COIMBRA NO MUNDO | Bélgica

Estou a viver em Bruxelas porque sou deputada no Parlamento Europeu.

Nasci em África, Moçambique onde vivi também até entrar para a Universidade. Marcou-me para sempre volto lá sempre que posso. Por períodos de tempo mais curtos,  vivi em outros países como estudante de doutoramento.

Gosto dos espaços verdes aqui e do modo como são usados, faça sol ou chuva. Gosto da forma como cuidam da cidade e recuperam as casas e escolas mais antigas. Gosto de me encontrar todos os dias com pessoas de várias nacionalidades e ver os seus hábitos e gostos espelhados na cidade. Não gosto nada da falta de sol e de luz, dos dias cinzentos, especialmente no Verão, nem da burocracia que rodeia todos os procedimentos.  

De Coimbra tenho saudades dos amigos (que não são de ocasião).

Venho com frequência e vou sempre ao comércio e serviços de proximidade, das queijadas de Tentúgal do Afonso, que carrego ao domingo para Bruxelas, às amêijoas do Napolitano, sem esquecer um café de esplanada com duas amigas que adoro para pôr a conversa em dia. Só se for mesmo impossível, é que não faço um jantar com amigos em minha casa (várias vezes é na casa deles). Por isso o confinamento me custa tanto, cá e lá.

Não me exilei. Estou transitoriamente em Bruxelas. Voltarei à minha cidade depois disso.

Coimbra tem uma enorme qualidade de vida.

Podia ser muito melhor se investisse mais no conhecimento e na cultura, nos espaços verdes, nas infraestruturas digitais com projetos que façam a diferença. Coimbra tem pedras preciosas escondidas, do Instituto Pedro Nunes aos circuitos pedonais junto ao Mondego.

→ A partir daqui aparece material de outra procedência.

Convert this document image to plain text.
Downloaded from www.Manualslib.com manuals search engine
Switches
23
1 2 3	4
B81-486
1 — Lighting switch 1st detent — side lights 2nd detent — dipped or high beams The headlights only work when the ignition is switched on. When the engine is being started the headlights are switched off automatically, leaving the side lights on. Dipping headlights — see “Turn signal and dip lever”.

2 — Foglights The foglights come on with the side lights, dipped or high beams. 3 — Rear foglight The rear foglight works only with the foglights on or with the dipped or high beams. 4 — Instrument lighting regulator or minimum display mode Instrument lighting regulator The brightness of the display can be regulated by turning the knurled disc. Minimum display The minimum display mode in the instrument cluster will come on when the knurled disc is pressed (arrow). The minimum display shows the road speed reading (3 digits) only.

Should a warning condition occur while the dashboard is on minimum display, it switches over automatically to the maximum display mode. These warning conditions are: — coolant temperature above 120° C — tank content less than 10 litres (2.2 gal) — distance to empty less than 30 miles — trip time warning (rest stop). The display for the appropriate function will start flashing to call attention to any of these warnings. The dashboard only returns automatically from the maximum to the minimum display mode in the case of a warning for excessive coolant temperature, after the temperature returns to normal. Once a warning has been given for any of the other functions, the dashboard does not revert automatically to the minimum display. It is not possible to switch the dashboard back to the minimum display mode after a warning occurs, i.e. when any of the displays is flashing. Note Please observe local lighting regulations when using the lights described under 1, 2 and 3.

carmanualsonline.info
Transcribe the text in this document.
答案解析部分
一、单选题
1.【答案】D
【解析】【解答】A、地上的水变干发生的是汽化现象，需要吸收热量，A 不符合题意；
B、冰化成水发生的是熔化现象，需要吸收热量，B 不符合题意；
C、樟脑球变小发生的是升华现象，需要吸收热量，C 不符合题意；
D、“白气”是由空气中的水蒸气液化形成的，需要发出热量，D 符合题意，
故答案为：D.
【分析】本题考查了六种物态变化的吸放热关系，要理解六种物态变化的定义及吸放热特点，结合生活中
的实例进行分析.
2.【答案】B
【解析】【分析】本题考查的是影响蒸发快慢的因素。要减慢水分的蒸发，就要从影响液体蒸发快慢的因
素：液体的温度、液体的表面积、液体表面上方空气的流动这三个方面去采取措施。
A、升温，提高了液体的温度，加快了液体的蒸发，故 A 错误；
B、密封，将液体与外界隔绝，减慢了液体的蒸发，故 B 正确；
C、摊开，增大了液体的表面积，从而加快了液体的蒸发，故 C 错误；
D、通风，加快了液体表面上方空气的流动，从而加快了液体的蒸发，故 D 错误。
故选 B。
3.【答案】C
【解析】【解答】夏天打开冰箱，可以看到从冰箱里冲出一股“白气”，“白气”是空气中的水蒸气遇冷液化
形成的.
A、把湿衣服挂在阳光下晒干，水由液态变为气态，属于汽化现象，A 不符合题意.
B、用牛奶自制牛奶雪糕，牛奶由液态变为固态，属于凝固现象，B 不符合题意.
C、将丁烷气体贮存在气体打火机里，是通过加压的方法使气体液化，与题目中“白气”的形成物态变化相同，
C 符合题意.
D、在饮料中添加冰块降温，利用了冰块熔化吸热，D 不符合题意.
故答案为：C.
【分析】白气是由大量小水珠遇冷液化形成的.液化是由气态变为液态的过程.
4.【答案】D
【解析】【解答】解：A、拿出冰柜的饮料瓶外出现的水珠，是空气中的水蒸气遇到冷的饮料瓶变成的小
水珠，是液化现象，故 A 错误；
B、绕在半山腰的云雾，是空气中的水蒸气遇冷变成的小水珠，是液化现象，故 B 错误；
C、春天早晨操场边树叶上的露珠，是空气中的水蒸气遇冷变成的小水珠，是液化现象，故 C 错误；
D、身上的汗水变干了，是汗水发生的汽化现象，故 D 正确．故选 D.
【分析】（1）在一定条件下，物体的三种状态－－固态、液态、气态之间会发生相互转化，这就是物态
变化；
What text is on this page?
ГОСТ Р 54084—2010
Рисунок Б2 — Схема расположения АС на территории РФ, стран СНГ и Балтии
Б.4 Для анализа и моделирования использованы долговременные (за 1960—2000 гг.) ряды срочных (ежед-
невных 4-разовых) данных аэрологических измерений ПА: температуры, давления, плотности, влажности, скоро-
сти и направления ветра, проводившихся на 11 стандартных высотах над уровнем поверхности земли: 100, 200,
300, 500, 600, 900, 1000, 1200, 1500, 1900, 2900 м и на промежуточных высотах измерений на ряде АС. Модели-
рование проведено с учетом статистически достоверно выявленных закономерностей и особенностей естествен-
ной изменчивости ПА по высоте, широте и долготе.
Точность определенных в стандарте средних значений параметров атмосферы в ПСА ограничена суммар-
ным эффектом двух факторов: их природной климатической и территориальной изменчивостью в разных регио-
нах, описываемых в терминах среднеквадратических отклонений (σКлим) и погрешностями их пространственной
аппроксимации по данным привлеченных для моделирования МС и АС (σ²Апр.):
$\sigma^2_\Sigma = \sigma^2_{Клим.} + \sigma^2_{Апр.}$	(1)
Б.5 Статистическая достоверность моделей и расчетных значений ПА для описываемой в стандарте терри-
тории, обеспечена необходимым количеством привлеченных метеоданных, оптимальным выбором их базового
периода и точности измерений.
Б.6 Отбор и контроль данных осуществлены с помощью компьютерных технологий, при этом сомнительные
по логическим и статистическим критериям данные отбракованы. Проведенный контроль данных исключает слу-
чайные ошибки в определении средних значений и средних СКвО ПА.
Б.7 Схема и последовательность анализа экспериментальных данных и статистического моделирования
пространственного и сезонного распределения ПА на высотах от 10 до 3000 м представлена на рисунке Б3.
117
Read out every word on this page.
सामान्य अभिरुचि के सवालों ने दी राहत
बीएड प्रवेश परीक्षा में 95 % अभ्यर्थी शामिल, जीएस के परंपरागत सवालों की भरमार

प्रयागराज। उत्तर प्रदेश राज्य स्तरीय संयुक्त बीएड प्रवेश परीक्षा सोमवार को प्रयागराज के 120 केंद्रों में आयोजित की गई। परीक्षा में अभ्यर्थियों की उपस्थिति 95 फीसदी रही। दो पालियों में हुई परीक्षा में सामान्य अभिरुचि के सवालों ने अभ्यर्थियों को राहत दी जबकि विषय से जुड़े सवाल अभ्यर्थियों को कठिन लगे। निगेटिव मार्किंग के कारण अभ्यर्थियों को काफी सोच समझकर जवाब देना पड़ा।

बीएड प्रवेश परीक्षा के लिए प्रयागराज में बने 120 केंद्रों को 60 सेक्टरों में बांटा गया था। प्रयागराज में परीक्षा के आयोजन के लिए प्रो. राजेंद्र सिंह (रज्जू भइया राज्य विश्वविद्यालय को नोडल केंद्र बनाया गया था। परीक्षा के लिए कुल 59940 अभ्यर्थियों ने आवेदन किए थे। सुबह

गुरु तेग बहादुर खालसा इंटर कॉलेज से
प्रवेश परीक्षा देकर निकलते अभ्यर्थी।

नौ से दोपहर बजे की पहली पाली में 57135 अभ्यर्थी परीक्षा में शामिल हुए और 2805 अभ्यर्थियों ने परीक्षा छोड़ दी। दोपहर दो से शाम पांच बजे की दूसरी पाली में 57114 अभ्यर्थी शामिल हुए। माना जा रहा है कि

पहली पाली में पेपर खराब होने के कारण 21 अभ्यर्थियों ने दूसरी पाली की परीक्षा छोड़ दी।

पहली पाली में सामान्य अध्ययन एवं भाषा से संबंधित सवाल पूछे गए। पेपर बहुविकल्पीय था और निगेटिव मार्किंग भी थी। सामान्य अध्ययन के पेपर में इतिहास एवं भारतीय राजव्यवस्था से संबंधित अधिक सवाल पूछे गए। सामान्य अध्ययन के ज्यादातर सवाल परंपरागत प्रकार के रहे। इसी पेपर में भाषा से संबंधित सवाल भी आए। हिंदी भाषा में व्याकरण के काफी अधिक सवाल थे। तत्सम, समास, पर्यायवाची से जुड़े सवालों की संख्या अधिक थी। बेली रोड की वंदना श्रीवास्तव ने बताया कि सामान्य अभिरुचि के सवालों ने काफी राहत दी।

Em Coimbra as coisas demoram muito a acontecer. Só para dar três exemplos: fomos das últimas cidades a ter um orçamento participativo; a ciclovia para a Figueira arrasta-se há vários anos; poderíamos ter tido o primeiro Mercado Municipal remodelado, quando forem feitas as obras no início deste século e já era evidente que não valia a pena investir em  “mais do mesmo”, mas vamos ter um dos últimos, 20 anos depois. Coimbra precisa de rasgo, de abanão, de criatividade, de sentido de urgência. Coimbra e Portugal não podem perder a corrida europeia deste tempo para sociedades inovadoras e tecnológicas, mais amigas da natureza, mais descentralizadas, socialmente inclusivas e com menos desigualdades. Visto de Bruxelas, é para isso devemos trabalhar, depressa e bem (e neste caso tem mesmo de haver quem).